This country’s relations with the Pacific were the subjects of two fresh statements from the Beehive and were mentioned in despatches from Washington, although nothing suggested Foreign Minister Nanaia Mahuta would be headed to look up our near neighbours any time soon.
Mahuta’s contribution was to announce the appointment of Don Higgins as the next Administrator of Tokelau.
“Aotearoa New Zealand is first and foremost a Pacific nation. We value the strong and enduring relationships that we have with countries throughout the region, and I know these will only continue to grow,” Nanaia Mahuta said.
The Administrator’s role is to support the Tokelau Government to deliver quality public services to the people of Tokelau, and to help manage the relationship between our countries.
Higgins will also oversee New Zealand’s development assistance to Tokelau, which is focused on strengthening Tokelau’s resilience to climate change, and includes “major investments” in education, internet connectivity, and renewable energy.
He is currently New Zealand’s acting High Commissioner in Solomon Islands and has previously served as High Commissioner in Solomon Islands and Kiribati, and as an Adviser to the Tokelau Administrator from 2012 to 2014.
While Mahuta remains at home for now, the Associate Minister of Foreign Affairs, Aupito William Sio, has packed his bags to travel to Fiji this week, from today until 4 June, to meet with Pacific Marine Ministers, and discuss issues of shared importance to the Blue Pacific Continent.
“I will be discussing a range of issues with other large ocean states and aim to build upon and strengthen the relationships and conversations that began at this year’s Our Ocean Conference held in Palau in March,” said Aupito William Sio.
The most important item of foreign affairs news came from the PM in Washington, where she had met President Biden at the White House for discussions ranging from regional and global security to trade and climate change.
“Supporting Pacific resilience was high on the agenda, including the need to work with Pacific countries on climate change, Covid-19 economic recovery, and promoting peace and stability in the region. We welcome increased engagement by the United States in the Pacific, and together we will continue to respond to the Pacific’s own priorities.
“We also discussed the Indo-Pacific Economic Framework for Prosperity (IPEF). New Zealand is happy to join IPEF, but we do want it to be meaningful. We believe it can assist with the removal of non-tariff barriers and seed greater economic cooperation and integration.”

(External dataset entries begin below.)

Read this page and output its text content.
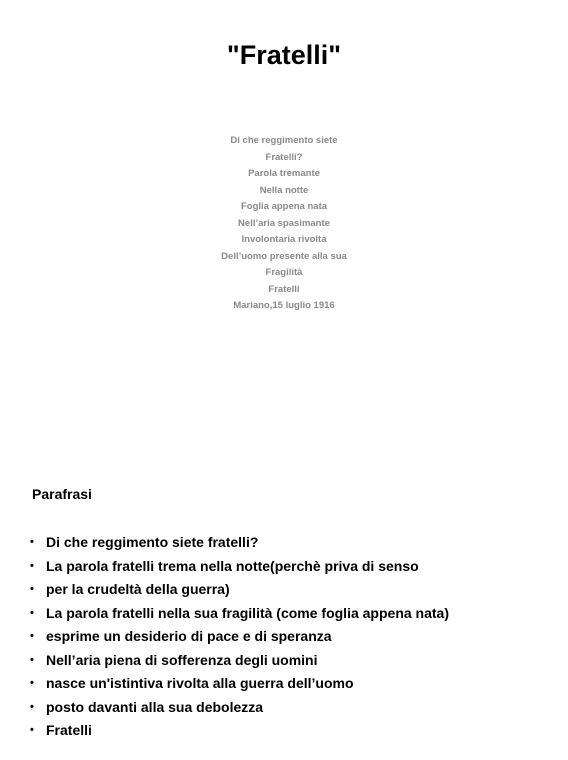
"Fratelli"
Di che reggimento siete
Fratelli?
Parola tremante
Nella notte
Foglia appena nata
Nell’aria spasimante
Involontaria rivolta
Dell’uomo presente alla sua
Fragilità
Fratelli
Mariano,15 luglio 1916
Parafrasi
• Di che reggimento siete fratelli?
• La parola fratelli trema nella notte(perchè priva di senso
• per la crudeltà della guerra)
• La parola fratelli nella sua fragilità (come foglia appena nata)
• esprime un desiderio di pace e di speranza
• Nell’aria piena di sofferenza degli uomini
• nasce un'istintiva rivolta alla guerra dell’uomo
• posto davanti alla sua debolezza
• Fratelli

Pacific people came into considerations in a statement in which Economic and Regional Development Minister Stuart Nash announced his launch of the draft Advanced Manufacturing Industry Transformation Plan for public consultation at the EMEX Trade Show in Auckland.
Budget 2022 included $30 million to enable the first stages of implementation of “the Plan”, which has the bothersome whiff of Stalinist-style central planning about it.
Actually, the Government has announced eight different Industry Transformation Plans (ITPs) targeting sectors with significant potential for transformational change, Nash said.
“We are developing these plans in partnership with business, unions and workers, Māori and wider stakeholders to identify both a long-term vision and short-term actions to strengthen the performance of our core sectors.
“The advanced manufacturing sector is not only our largest contributor to exports, accounting for 73.5% of goods exports ($44.5 billion), it also represents the diversity of Aotearoa. It’s the second largest employer of Māori and largest employer of Pasifika and makes up a significant share of employment in regional New Zealand.”
Thus, Nash drew attention to the government’s race-obsessed practice of justifying decisions with reference to the benefits to be bestowed on Māori and Pasfika people.
Actually, manufacturing is the second biggest employers of New Zealanders regardless of race after the health care and social assistance sector.
A fact sheet recording data in the March 2020 quarter says 244,000 people were employed in the sector. Manufacturing sector employment is largest in food product manufacturing, employing 31 per cent of the sector’s workforce.
Six per cent of the manufacturing workforce is made up of temporary migrants.
As for Industry Transformation Plans, readers should get used to government references to ITPs, which Nash describes as “a key mechanism for implementing our industry policy”.
We can only hope the government can deliver results that come somewhere near the promise:
“Ultimately, the final plan will help increase the productivity of advanced manufacturing in New Zealand while transforming it into a sustainable, circular and globally competitive low emissions sector,” Stuart Nash said.
Public consultation on the draft Advanced Manufacturing ITP is open from 1 June to 13 July 2022. There are a range of opportunities for engagement over the next six weeks, including in-person workshops and webinars throughout New Zealand.